A forecast that performs well in a Jupyter notebook is not necessarily a forecast that performs well in production. The notebook environment is clean: the data is static, the features are computed once, the evaluation is retrospective, and the model never has to answer a query it was not designed for. The production environment is none of these things. Data arrives late. Features need to be computed on a schedule with incomplete information. The evaluation is prospective and ongoing. And the model is asked to forecast time horizons, geographies, and product combinations that may not have appeared in the training data with sufficient frequency to provide a reliable baseline.
Decomposition is the analytical discipline that precedes model selection. A time series that contains trend, seasonality, and residual noise requires a different modelling approach than a series that is stationary with occasional structural breaks. Applying a seasonal decomposition before model selection — not as an end in itself, but as a diagnostic tool for understanding what the series contains — produces better model choices than selecting an algorithm based on benchmark performance alone. A series with strong weekly and annual seasonality that is modelled without seasonality-aware components will produce forecasts that are systematically wrong in predictable ways.
Ensemble forecasting is the approach that consistently outperforms single-model forecasting in production environments where the dominant patterns can shift over time. A combination of a statistical model that captures trend and seasonality cleanly, a gradient-boosted model that captures feature interactions, and a simple baseline model that provides a sanity floor produces forecasts that are more robust to the failure modes of any individual method. The combination weights can be static — determined by historical performance on a validation set — or dynamic, updated as the relative performance of each component evolves over the forecast horizon.

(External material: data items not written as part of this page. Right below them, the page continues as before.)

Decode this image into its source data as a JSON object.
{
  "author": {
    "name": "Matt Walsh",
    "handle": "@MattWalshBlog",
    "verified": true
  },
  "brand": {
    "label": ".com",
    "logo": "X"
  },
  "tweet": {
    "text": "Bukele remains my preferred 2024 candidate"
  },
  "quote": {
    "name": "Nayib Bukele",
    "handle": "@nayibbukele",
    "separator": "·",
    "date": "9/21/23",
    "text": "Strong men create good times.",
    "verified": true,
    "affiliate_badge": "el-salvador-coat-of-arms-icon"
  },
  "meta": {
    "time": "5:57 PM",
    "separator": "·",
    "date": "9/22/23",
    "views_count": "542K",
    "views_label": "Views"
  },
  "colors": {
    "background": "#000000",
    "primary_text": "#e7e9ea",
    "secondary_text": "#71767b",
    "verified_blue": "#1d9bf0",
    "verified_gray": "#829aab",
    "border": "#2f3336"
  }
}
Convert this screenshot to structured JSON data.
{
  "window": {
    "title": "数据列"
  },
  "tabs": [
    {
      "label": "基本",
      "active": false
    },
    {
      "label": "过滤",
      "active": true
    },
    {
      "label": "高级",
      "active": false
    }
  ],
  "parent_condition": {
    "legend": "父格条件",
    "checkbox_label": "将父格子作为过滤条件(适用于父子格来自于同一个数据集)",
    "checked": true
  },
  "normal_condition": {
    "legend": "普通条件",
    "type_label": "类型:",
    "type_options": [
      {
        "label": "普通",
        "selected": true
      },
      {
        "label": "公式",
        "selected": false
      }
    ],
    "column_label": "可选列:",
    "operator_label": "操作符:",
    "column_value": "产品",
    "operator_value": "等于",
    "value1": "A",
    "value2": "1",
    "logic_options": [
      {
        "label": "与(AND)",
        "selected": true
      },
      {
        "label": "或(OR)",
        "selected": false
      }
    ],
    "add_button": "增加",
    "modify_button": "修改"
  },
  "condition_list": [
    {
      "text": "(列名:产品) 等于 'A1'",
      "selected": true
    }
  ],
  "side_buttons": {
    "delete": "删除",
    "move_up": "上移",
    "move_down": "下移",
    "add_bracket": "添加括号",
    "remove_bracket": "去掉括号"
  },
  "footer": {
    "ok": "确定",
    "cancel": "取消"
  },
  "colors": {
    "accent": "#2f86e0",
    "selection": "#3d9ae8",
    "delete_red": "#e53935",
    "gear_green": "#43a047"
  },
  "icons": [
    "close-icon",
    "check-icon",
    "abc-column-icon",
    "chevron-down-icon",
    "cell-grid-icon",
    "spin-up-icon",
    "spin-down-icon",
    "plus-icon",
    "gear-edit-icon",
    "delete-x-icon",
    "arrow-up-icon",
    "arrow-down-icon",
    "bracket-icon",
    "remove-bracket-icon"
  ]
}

Forecast uncertainty quantification is the capability that separates a forecast that is useful for decision-making from one that is useful only for reporting. A point forecast tells a supply chain planner to order a specific quantity. A prediction interval — the range within which the actual demand will fall with a given probability — tells the same planner how much safety stock is appropriate given the uncertainty in the forecast. Producing calibrated prediction intervals requires either a probabilistic model, a conformal prediction framework applied to a point forecaster, or a Monte Carlo approach that propagates input uncertainty through the model. The extra complexity is justified whenever the cost of being wrong is asymmetric — when the cost of understocking is different from the cost of overstocking, a point forecast is the wrong tool for the decision.